Some years ago our church observed our own neighborhood celebration with tethered hot air balloon rides on the lawn. People lined up and waited for their turn in the basket, young and old alike, a quick up and down ride that offered a taste of what such travel might entail. It was a great part of a fun day together, it’s memory brought back by the unexpected spotting of our Sunday morning balloon guest.

FBC Faithful at 50 Celebration in 2014.

Worship is sometimes described as that which creates or facilitates an encounter with God, causing the worshipper to acknowledge God’s sovereignty and holiness.
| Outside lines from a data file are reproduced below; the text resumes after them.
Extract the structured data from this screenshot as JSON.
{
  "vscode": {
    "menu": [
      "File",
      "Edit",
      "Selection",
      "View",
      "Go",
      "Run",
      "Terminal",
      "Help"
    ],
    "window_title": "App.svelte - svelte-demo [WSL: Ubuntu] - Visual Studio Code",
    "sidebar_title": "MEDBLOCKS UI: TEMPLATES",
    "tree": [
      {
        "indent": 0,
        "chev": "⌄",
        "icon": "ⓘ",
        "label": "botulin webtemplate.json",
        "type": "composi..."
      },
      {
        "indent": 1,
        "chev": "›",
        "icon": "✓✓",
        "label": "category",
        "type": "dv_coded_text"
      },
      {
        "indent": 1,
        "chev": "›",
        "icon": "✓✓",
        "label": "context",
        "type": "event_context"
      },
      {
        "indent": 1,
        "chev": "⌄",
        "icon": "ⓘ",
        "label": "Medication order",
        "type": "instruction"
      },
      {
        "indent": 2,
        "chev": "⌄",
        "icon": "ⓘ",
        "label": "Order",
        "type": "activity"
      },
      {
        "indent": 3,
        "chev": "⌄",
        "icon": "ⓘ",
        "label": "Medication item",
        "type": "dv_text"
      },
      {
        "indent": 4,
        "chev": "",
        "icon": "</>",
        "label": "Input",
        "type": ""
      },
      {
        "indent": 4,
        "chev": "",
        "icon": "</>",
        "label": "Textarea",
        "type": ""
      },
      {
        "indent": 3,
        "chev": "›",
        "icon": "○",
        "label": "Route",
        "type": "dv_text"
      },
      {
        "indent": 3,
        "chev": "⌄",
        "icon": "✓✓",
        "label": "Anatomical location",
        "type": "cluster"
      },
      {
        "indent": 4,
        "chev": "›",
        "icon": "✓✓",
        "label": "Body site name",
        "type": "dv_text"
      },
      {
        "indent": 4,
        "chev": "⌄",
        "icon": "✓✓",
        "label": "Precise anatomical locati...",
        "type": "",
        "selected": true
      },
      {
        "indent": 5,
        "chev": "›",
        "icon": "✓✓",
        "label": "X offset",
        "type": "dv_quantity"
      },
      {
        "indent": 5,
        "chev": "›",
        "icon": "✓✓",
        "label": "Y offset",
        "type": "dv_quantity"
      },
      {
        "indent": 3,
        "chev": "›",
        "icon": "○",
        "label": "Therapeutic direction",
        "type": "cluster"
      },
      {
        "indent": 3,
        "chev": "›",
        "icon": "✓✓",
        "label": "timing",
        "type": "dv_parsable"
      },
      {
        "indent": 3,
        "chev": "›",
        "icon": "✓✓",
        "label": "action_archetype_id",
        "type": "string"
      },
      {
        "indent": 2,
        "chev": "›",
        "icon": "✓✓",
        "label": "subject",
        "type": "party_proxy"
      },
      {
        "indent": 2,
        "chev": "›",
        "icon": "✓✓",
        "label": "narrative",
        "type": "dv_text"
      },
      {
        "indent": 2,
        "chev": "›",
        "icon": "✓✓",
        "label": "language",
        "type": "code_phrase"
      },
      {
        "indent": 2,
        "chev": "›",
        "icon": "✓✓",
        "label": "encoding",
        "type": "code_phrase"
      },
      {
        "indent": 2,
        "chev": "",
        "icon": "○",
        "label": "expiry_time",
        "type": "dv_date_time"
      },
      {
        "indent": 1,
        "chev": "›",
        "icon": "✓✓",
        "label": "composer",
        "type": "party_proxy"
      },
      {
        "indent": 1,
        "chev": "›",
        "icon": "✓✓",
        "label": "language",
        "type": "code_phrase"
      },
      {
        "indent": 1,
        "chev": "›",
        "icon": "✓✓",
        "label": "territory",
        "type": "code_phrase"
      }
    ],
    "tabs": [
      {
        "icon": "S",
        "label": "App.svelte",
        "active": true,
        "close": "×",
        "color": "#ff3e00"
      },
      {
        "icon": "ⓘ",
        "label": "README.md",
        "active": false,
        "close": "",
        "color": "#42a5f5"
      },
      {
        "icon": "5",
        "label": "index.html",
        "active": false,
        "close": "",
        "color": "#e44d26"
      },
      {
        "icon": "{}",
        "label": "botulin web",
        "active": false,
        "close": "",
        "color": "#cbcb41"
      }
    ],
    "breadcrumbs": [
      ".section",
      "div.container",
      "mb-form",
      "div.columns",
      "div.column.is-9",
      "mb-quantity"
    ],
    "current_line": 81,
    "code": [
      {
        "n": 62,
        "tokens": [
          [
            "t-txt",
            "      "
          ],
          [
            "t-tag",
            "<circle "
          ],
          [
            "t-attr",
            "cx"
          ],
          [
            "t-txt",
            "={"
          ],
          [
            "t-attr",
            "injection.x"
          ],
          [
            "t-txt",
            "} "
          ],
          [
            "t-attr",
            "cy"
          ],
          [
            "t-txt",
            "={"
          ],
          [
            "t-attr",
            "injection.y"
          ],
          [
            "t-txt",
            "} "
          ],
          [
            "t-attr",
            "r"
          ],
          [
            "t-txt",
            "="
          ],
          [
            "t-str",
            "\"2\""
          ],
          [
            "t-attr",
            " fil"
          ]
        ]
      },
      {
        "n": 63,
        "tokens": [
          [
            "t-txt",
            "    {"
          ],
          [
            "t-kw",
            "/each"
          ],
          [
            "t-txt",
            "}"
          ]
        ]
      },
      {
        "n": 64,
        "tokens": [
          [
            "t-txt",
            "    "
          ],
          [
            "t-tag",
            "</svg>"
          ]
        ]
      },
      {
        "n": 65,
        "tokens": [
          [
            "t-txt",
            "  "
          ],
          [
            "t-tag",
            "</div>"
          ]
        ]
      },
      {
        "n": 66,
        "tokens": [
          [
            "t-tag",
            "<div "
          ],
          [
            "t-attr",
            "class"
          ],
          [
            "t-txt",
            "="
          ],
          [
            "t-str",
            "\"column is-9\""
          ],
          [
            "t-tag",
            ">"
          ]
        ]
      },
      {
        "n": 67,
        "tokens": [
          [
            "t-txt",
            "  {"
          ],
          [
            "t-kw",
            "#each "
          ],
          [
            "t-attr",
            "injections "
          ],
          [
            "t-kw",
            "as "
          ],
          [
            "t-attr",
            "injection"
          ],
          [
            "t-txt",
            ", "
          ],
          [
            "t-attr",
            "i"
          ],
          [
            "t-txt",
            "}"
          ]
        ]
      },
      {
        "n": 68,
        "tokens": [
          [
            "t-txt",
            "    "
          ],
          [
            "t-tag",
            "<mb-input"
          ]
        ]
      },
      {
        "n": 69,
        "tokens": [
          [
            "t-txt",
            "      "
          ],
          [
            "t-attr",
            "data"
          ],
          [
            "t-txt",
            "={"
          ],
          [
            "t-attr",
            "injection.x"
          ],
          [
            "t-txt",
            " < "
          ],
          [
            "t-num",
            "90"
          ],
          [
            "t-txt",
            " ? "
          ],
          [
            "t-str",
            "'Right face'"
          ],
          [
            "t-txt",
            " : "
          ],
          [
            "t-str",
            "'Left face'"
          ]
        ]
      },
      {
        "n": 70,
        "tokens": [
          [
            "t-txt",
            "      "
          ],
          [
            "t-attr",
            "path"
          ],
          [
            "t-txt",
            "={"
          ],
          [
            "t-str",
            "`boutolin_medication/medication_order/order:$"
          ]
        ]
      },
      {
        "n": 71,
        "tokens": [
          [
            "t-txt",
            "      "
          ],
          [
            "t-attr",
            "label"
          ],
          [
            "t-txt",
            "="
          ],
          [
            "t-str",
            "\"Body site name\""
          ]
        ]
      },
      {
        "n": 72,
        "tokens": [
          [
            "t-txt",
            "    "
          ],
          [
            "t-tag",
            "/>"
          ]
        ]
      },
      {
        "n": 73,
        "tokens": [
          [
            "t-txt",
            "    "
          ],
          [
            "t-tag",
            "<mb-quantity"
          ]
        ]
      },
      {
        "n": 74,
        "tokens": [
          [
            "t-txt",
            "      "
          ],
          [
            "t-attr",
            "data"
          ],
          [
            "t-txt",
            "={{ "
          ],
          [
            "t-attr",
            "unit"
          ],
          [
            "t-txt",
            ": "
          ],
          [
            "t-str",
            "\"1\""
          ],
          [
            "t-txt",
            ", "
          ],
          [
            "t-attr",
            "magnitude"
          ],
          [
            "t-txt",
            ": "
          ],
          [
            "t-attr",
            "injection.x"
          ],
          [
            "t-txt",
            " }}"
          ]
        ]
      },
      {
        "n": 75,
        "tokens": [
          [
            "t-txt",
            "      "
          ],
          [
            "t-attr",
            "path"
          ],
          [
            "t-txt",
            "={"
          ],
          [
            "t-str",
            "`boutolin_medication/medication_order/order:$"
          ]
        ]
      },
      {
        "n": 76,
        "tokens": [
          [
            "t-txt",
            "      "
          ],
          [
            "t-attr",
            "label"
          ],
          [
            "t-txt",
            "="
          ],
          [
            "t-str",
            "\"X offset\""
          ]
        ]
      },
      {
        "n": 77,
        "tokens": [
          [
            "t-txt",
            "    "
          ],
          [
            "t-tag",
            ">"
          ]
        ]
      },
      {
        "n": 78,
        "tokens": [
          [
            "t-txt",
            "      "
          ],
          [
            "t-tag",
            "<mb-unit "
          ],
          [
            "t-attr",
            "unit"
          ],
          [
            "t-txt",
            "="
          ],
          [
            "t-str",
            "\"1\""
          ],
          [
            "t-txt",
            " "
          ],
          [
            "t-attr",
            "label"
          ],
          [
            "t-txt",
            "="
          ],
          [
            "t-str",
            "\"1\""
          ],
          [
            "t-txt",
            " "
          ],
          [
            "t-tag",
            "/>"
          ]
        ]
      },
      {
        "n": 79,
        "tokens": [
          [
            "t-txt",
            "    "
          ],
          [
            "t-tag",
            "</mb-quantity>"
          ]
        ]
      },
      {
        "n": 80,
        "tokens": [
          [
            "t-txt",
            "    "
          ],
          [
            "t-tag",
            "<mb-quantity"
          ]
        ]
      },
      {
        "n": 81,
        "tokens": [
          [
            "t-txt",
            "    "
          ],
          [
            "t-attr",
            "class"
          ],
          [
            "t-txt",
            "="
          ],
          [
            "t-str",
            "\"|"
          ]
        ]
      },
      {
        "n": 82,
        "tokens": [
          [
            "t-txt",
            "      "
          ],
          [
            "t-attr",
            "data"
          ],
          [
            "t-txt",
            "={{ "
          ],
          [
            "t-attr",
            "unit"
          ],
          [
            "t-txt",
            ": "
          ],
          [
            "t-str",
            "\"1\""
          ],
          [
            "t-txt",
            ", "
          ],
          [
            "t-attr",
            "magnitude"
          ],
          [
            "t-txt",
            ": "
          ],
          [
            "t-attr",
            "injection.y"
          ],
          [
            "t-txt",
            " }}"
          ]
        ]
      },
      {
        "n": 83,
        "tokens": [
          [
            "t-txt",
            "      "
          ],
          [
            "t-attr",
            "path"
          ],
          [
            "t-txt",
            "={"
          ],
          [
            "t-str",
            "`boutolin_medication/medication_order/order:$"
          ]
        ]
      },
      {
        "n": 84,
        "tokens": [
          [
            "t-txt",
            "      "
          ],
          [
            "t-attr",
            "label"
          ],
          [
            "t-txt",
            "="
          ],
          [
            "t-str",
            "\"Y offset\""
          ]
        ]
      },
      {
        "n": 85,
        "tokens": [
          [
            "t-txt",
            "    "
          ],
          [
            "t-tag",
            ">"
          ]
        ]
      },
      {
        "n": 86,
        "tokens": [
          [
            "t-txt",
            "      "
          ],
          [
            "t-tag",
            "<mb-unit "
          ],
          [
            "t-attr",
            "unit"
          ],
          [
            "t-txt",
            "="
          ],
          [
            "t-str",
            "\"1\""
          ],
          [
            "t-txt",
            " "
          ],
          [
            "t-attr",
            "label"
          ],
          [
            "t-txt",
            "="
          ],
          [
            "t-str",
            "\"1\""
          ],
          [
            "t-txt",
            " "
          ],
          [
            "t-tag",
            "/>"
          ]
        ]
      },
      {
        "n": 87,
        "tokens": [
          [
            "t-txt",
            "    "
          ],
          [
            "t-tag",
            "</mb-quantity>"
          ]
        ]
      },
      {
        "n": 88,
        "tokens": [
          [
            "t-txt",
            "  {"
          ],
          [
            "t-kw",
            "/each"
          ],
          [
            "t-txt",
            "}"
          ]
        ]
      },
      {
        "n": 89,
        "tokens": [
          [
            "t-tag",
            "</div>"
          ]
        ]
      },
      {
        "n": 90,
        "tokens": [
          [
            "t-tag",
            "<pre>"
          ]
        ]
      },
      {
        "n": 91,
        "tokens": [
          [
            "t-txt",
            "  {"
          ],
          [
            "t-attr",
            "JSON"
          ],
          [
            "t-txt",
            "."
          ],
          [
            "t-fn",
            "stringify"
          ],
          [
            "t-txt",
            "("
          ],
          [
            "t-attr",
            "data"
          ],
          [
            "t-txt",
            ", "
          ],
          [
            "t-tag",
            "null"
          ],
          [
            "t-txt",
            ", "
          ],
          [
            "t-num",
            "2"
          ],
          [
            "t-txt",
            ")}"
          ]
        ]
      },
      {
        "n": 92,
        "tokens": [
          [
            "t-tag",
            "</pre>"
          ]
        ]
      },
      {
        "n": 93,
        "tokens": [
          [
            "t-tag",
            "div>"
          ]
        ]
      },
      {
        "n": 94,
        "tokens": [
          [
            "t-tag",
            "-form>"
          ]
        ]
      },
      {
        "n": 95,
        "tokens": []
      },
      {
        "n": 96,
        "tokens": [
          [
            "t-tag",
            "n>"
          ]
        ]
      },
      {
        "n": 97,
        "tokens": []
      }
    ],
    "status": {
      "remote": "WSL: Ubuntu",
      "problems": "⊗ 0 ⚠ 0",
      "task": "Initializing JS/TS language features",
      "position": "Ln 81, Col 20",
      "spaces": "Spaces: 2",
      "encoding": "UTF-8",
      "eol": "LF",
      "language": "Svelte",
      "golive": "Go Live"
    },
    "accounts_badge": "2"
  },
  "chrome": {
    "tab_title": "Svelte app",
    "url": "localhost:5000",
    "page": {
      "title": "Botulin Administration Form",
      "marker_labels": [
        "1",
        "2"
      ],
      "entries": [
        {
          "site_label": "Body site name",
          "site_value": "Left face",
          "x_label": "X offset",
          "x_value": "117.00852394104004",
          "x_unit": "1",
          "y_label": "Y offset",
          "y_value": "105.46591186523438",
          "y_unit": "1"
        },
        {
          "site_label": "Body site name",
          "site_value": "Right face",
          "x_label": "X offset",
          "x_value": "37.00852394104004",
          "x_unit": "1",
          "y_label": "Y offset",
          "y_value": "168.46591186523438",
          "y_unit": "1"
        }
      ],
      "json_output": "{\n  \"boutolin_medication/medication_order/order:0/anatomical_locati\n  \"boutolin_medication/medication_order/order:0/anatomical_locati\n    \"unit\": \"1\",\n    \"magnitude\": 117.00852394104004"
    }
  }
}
Much effort can go into the elements that lead to worship on a typical Sunday. A preacher will spend hours crafting a sermon. Musicians will rehearse. Worship leaders give much thought the service’s flow. Then there are the other moments, like the one that spontaneously developed outside the front entrance to the church this past Sunday. A moment when an unexpected worship leader caused us to look up, reflect, and notice the wonders of life as God has created it.

Turns out we didn’t need to relocate worship outside the church, it had already happened. We had been called to a moment through the artistry and simplicity of an overhead leader causing us to stop and worship God outdoors, before we went inside to continue.